See highlights below from recently published GPS World article and link to full article:

STL is a non-GNSS solution for assured time and location that is highly resilient and physically secure. STL utilizes the Iridium constellation to transmit specially structured time and location broadcasts. Due to their high RF power and signal-coding gain, the STL broadcasts are able to penetrate into difficult attenuation environments, including deep indoors. Like GNSS signals, these broadcasts are specifically designed to allow an STL receiver to obtain precise time and frequency measurements to derive its PNT solutions.

STL is able to augment or serve as a back-up to existing GNSS PNT solutions by providing secure measurements in the presence of high attenuation (deep indoors), active jamming and malicious spoofing. Unlike the MEO GNSS satellites, Iridium uses 48 spot beams to focus its transmissions on a relatively small geographic area. The complex overlapping spot beams of Iridium combined with randomized broadcasts give a unique mechanism to provide location-based authentication that is extremely difficult to spoof.

Two main technical innovations are applied to the existing Iridium quadrature phase-shift keying (QPSK) transmission scheme to facilitate precision measurements. First, the QPSK data at the beginning of an STL burst is manipulated to form a continuous wave (cw) marker, which can be used for burst detection and coarse measurement. Second, the remaining QPSK data in the burst is organized into pseudorandom sequences, reducing the effective information data rate while providing a mechanism for precise measurement via correlation with locally generated sequences.

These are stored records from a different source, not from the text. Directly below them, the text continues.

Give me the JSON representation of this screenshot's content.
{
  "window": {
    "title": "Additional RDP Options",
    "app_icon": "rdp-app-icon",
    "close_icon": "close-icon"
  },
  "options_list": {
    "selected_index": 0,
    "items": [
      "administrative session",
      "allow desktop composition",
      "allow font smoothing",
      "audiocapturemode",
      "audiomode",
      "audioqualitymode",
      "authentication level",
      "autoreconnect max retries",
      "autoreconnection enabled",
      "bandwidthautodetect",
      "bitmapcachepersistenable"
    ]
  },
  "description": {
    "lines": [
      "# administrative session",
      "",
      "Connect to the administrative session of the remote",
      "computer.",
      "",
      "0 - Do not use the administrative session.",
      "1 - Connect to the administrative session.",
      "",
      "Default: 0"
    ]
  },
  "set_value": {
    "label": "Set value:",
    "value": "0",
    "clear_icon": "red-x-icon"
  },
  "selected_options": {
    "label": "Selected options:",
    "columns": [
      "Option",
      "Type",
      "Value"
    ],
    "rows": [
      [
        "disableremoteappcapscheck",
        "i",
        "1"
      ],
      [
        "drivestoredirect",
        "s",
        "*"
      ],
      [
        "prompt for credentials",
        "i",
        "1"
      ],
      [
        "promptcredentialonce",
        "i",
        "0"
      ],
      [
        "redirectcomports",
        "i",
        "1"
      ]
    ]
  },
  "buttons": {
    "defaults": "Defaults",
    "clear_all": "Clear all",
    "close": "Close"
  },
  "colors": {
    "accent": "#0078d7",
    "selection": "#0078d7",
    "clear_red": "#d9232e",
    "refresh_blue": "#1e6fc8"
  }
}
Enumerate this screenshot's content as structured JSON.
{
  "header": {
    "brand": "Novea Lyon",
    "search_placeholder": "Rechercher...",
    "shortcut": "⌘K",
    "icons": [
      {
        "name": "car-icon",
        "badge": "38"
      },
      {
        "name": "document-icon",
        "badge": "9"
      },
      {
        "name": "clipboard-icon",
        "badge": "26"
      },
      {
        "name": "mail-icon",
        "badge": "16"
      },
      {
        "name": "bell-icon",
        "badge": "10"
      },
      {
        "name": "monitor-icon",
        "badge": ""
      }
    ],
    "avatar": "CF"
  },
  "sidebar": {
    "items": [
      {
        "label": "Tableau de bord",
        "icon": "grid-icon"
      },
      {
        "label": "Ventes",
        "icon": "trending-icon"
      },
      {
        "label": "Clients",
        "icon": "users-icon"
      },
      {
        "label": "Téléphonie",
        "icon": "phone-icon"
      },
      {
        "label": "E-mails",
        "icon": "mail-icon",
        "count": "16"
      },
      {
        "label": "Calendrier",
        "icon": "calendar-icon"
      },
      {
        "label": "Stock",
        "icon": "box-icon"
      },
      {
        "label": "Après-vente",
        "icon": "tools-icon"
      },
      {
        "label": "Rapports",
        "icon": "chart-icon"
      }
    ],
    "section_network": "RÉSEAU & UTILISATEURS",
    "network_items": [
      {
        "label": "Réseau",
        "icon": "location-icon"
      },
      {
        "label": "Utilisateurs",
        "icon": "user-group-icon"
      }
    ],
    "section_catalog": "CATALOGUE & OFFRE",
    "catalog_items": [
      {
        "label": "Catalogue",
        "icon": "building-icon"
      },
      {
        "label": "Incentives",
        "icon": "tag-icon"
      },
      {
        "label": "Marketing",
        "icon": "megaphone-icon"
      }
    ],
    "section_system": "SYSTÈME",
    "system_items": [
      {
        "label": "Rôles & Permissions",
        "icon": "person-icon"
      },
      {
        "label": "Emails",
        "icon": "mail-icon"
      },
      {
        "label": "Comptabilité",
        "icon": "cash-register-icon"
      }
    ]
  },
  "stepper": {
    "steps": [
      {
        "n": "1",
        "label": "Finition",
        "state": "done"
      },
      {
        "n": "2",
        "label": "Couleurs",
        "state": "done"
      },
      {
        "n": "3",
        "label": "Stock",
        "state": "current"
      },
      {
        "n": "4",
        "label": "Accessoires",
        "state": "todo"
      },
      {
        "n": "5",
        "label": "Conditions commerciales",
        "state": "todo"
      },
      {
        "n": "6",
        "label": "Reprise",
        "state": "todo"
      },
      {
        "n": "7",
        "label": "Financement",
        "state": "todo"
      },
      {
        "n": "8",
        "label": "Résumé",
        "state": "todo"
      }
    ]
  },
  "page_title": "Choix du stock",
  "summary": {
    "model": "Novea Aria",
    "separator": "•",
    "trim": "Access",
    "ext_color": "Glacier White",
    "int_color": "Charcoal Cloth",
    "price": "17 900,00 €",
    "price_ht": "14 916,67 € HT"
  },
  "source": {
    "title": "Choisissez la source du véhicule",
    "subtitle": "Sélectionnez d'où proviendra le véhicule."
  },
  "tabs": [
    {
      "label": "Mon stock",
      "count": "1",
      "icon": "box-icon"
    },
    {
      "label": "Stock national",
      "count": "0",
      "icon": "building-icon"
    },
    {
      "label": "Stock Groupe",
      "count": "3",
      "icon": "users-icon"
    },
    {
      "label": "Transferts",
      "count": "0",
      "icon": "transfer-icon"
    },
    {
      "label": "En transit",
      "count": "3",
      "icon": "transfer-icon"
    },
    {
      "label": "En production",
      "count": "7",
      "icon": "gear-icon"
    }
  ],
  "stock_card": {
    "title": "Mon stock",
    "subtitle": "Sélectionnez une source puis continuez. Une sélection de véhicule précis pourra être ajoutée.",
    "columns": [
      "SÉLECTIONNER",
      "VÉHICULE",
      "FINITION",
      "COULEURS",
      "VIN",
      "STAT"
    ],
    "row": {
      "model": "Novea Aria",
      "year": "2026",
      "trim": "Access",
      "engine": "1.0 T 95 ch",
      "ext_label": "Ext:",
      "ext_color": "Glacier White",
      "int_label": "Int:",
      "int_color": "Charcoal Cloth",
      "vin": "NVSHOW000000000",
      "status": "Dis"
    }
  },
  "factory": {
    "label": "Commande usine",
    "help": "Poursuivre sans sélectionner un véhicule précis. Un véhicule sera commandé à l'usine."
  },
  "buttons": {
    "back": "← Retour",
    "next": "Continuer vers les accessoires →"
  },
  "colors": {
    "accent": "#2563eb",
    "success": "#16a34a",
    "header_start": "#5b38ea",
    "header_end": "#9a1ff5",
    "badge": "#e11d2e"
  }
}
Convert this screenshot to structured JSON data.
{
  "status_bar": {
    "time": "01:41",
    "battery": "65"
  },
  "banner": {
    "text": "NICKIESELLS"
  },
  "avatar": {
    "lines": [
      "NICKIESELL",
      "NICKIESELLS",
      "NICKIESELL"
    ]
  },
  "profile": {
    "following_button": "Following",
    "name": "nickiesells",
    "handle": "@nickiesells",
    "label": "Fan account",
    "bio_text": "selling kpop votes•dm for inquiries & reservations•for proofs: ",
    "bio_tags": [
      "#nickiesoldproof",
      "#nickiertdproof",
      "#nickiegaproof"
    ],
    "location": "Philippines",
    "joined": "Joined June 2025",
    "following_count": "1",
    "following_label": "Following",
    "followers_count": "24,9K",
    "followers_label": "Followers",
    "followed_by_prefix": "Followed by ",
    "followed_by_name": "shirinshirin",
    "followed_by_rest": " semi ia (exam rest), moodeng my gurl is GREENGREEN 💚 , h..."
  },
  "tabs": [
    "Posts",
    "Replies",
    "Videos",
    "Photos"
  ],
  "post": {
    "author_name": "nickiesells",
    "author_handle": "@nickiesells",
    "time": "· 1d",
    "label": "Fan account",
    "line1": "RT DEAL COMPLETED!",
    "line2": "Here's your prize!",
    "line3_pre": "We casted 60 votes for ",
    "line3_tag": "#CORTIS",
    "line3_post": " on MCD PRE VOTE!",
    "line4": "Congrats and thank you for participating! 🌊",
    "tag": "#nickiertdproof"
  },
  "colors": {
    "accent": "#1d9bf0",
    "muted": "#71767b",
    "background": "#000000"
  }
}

The processing gain of the sequence correlation operation also enhances the capability of the STL signal to penetrate buildings and other occlusions. STL is designed such that a receiver can reliably decode the bursts and perform precise Doppler and range measurements at attenuations of up to 39 dB relative to unobstructed reception. This is sufficient to penetrate buildings and other occlusions, providing coverage in most deep indoor and urban canyon environments.